This is an advanced repair guide for technicians dealing with MacBooks that fail to progress past the S4 sleep state during power-up.
Initial Troubleshooting
When diagnosing a non-functioning board traced to PM_SLP_S4_L, start by verifying PP5V_S5 and PP3V3_S5 presence. If both exist, test PP5V_S4 and PP3V3_S4 for shorts. If no shorts appear, proceed with microscopic board examination.
Common Corrosion Points
MacBook Air models (2013-2017) frequently exhibit corrosion near these chips:
- U1900 — Generates the 32kHz clock signals essential for processor and chipset operation. Any corrosion requires replacement.

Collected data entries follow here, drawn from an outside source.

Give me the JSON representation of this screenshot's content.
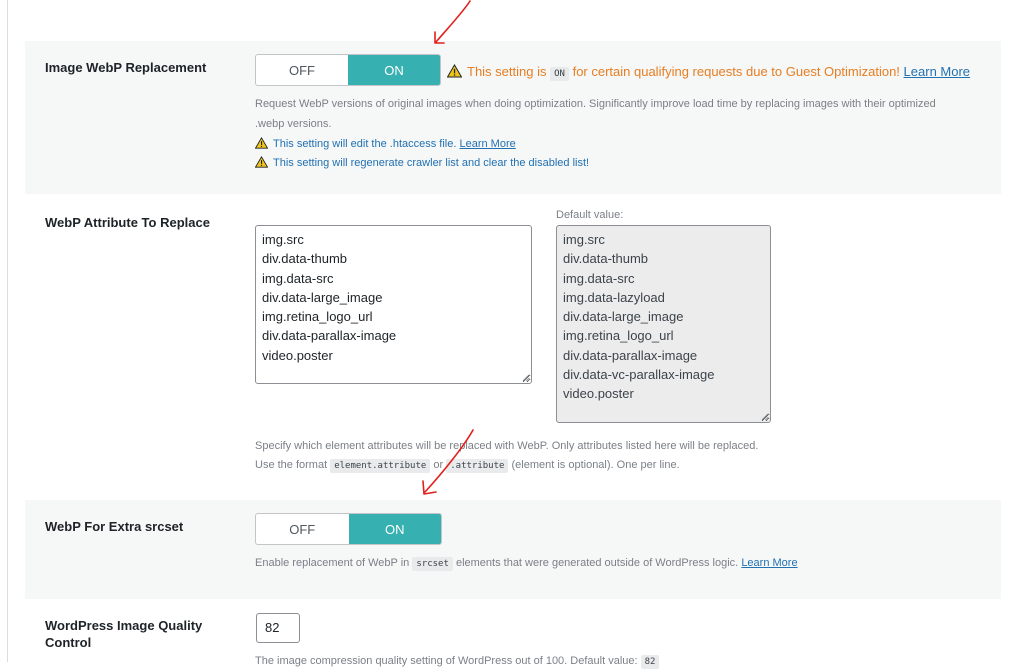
{
  "webp_replacement": {
    "label": "Image WebP Replacement",
    "toggle": {
      "off": "OFF",
      "on": "ON",
      "state": "on"
    },
    "warning": {
      "prefix": "This setting is",
      "badge": "ON",
      "suffix": "for certain qualifying requests due to Guest Optimization!",
      "link": "Learn More"
    },
    "description_line1": "Request WebP versions of original images when doing optimization. Significantly improve load time by replacing images with their optimized",
    "description_line2": ".webp versions.",
    "notice_htaccess": "This setting will edit the .htaccess file.",
    "notice_htaccess_link": "Learn More",
    "notice_crawler": "This setting will regenerate crawler list and clear the disabled list!"
  },
  "webp_attribute": {
    "label": "WebP Attribute To Replace",
    "value": "img.src\ndiv.data-thumb\nimg.data-src\ndiv.data-large_image\nimg.retina_logo_url\ndiv.data-parallax-image\nvideo.poster",
    "default_label": "Default value:",
    "default_value": "img.src\ndiv.data-thumb\nimg.data-src\nimg.data-lazyload\ndiv.data-large_image\nimg.retina_logo_url\ndiv.data-parallax-image\ndiv.data-vc-parallax-image\nvideo.poster",
    "help_line1": "Specify which element attributes will be replaced with WebP. Only attributes listed here will be replaced.",
    "help_format_prefix": "Use the format",
    "help_format_code1": "element.attribute",
    "help_format_or": "or",
    "help_format_code2": ".attribute",
    "help_format_suffix": "(element is optional). One per line."
  },
  "webp_srcset": {
    "label": "WebP For Extra srcset",
    "toggle": {
      "off": "OFF",
      "on": "ON",
      "state": "on"
    },
    "help_prefix": "Enable replacement of WebP in",
    "help_code": "srcset",
    "help_suffix": "elements that were generated outside of WordPress logic.",
    "help_link": "Learn More"
  },
  "image_quality": {
    "label_line1": "WordPress Image Quality",
    "label_line2": "Control",
    "value": "82",
    "help_prefix": "The image compression quality setting of WordPress out of 100. Default value:",
    "help_code": "82"
  },
  "colors": {
    "toggle_on": "#36b0b0",
    "warning": "#e67e22",
    "link": "#2271b1",
    "annotation_arrow": "#e0201b"
  },
  "icons": [
    "warning-icon",
    "annotation-arrow"
  ]
}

- U1950 — Outputs PM_PCH_PWROK. Corroded PP3V42 pins may require jumper wire bypasses and chip replacement.
- U6100 — BIOS chip. Rarely sustains direct liquid damage, but surrounding SPI termination resistors and traces frequently corrode, requiring careful diode-mode testing.
Power Sequence Overview
The signal sequence progresses through RTC rails, S5 power states, suspend rails, and sleep states before reaching SLP_S4#. Boards may power-cycle down to these sleep states when encountering upstream problems.
Diagnostic Notes
Standard multimeter speed may miss brief signal spikes during the power sequence. Oscilloscope verification provides superior SLP_S4# pulse observation alongside VCore activity and ALL_SYS_PWRGD signals.